Procès des attentats à Bruxelles : fin de la lecture de l’acte d’accusation, les accusés Salah Abdeslam et Bilal El Makhoukhi asbents

“La question qui va vous occuper et qu’il vous faudra trancher porte sur sa participation, fermement contestée, aux attentats de Bruxelles, commis alors qu’il était incarcéré. Il s’agira de ne pas confondre Paris et Bruxelles”, a souligné Me Paci, esquissant les traits de sa stratégie de défense et torpillant au passage l’acte d’accusation des procureurs fédéraux à “l’objectivité (…) bien subjective”, à ses yeux. Pour elle, la thèse du parquet fédéral selon laquelle Salah Abdeslam et Sofien Ayari ont bien participé à la mise en œuvre des attentats de Bruxelles sans les avoir commis, étant incarcérés à ce moment-là, “procède d’une interprétation subjective des faits”.

Me Paci a demandé au jury de ne pas condamner son client “pour ce qu’il n’a pas fait”, admettant que “l’évocation de son nom peut faire peur”. “Pourtant, vous entendrez les experts psychiatres vous expliquer à quel point M. Abdeslam est éminemment humain, et, tout sauf un psychopathe. Des faits graves (ceux de Paris) ont pu être commis par des personnes qui ne sont pas des monstres, ni des fous.”

Delphine Paci est également revenue sur les conditions de transfert des accusés détenus, qui ont fait l’objet de nombreuses discussions depuis le début des débats voici une semaine. “Si la parole a été prise ces derniers jours concernant les conditions de transfert, c’est parce que nous sommes persuadés que celles-ci impactent de manière négative le droit au procès équitable, et qu’elles nuisent à la libération de la parole. Les accusés sont maintenus dans des conditions psychologiques qui sont incompatibles avec le fait pour eux de participer à leur procès et de pouvoir se défendre.”

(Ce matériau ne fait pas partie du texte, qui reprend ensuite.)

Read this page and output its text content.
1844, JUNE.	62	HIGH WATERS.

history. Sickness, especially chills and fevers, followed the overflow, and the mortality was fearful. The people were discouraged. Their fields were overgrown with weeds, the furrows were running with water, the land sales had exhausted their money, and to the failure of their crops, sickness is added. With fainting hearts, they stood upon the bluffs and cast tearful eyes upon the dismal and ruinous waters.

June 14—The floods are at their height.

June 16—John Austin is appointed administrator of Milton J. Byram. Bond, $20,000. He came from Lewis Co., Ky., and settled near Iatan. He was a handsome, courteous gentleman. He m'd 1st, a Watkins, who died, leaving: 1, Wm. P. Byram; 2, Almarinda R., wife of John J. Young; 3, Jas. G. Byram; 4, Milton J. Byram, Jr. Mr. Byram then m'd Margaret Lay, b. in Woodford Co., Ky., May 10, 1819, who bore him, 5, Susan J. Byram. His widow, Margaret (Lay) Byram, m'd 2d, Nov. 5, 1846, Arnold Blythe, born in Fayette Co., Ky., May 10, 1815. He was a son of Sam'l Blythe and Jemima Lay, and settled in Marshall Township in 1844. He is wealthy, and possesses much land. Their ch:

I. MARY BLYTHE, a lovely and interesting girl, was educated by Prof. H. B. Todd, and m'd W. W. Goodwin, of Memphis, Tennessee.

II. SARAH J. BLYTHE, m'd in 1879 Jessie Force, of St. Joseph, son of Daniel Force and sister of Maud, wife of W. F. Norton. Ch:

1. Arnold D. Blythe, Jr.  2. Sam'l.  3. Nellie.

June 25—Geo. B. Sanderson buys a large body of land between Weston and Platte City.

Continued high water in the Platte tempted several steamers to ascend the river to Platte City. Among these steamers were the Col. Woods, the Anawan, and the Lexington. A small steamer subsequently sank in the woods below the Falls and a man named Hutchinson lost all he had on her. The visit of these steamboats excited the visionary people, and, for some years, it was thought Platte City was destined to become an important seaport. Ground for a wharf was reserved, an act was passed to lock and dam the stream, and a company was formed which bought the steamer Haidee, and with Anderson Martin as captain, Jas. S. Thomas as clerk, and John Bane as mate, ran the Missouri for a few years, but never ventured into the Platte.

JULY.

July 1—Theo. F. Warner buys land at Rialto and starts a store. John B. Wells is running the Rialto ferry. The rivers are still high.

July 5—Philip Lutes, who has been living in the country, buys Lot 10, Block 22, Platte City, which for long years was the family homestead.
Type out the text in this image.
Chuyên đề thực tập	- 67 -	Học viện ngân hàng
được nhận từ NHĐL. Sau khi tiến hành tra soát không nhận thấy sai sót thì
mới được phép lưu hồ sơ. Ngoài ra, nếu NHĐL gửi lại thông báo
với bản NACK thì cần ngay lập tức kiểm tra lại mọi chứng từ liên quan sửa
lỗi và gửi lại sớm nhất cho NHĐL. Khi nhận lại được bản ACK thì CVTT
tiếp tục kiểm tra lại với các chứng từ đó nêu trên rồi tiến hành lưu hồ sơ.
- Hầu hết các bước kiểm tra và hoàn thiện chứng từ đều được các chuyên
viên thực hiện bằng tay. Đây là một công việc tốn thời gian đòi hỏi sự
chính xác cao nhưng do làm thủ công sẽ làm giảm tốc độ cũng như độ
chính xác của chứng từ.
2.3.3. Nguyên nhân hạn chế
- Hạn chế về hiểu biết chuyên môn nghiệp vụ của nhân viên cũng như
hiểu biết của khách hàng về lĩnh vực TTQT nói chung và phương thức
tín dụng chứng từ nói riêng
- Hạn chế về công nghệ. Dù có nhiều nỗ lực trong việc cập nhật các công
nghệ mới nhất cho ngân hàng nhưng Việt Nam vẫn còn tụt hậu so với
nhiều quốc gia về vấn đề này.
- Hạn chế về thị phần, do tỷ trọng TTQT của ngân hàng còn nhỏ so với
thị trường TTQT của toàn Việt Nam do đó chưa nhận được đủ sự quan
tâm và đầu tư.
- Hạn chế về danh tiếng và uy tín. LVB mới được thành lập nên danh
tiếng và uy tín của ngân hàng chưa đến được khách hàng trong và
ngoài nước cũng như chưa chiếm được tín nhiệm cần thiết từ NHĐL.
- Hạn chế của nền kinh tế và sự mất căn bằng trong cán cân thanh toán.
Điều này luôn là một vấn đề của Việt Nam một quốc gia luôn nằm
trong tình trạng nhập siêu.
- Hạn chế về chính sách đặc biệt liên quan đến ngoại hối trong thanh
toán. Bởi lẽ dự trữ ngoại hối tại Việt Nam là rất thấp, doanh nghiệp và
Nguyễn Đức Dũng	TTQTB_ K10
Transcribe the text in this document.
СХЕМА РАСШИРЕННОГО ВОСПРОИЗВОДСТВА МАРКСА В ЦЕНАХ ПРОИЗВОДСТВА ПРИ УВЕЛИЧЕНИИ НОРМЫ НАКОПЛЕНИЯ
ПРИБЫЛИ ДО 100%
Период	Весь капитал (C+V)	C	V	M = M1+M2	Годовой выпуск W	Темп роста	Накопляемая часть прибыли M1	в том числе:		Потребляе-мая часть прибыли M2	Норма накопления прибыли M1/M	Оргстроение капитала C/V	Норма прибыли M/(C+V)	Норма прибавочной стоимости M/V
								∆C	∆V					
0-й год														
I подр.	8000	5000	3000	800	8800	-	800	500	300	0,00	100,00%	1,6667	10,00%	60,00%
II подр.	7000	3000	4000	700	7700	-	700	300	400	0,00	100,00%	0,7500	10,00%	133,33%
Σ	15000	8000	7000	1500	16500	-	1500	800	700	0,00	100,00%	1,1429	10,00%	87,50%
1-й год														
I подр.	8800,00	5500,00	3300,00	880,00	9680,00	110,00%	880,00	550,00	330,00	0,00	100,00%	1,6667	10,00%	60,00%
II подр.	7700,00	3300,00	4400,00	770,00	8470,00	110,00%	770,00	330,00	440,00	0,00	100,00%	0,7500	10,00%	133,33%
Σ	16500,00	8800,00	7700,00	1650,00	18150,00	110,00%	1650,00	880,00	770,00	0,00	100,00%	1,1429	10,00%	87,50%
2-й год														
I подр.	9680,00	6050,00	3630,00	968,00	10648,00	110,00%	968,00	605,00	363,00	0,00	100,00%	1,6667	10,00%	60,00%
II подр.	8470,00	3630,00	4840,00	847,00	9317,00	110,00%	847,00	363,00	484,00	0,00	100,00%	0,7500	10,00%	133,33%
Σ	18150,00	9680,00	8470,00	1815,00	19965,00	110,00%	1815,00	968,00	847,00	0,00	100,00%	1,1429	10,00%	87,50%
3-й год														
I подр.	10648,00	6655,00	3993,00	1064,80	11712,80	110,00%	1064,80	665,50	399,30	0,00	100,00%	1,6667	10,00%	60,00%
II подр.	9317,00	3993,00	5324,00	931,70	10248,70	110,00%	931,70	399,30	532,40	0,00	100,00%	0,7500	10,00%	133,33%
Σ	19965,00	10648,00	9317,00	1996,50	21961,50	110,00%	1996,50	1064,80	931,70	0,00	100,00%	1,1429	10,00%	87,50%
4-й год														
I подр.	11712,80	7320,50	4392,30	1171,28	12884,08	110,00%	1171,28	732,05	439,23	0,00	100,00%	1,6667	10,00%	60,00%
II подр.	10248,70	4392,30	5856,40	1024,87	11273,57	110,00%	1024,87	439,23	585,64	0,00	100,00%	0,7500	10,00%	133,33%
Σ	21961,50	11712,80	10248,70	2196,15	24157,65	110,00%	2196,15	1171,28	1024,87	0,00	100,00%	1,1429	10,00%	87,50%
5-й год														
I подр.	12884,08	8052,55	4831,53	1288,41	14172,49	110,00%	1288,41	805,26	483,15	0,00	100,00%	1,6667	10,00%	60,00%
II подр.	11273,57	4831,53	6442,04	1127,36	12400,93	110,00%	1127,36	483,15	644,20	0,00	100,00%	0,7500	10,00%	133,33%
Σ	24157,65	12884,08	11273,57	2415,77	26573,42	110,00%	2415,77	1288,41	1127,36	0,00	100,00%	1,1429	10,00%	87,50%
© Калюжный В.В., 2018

“Nous, avocats de la défense, nous nous lèverons, quand nous l’estimerons nécessaire, pour rappeler, amener, appuyer des éléments, défendre le point de vue de notre client. C’est une nécessité. L’accusé a le droit d’être entendu”, a-t-elle aussi souligné. “Il ne s’agira ni de stratégie pour faire retarder les débats, ni de stratégie visant à victimiser notre client, et, jamais de manquer de respect aux victimes.”

“Il est tentant de se dire que les accusés, toujours présumés innocents à Bruxelles, pour certains déjà condamnés à Paris, ont commis des actes sans aucun respect pour les institutions, l’État, les victimes, et que ce même manque de respect doit leur être appliqué. Ce faisant, la justice ne serait que vengeance, et la démocratie serait en danger”, a encore déclaré l’avocate de Salah Abdeslam.

Son client n’était pas présent mardi devant la cour pour entendre les débats, tout comme hier/lundi. Me Paci a précisé que M. Abdeslam était souffrant et qu’une consultation médicale au sein de la prison de Haren, où il est incarcéré, avait été demandée.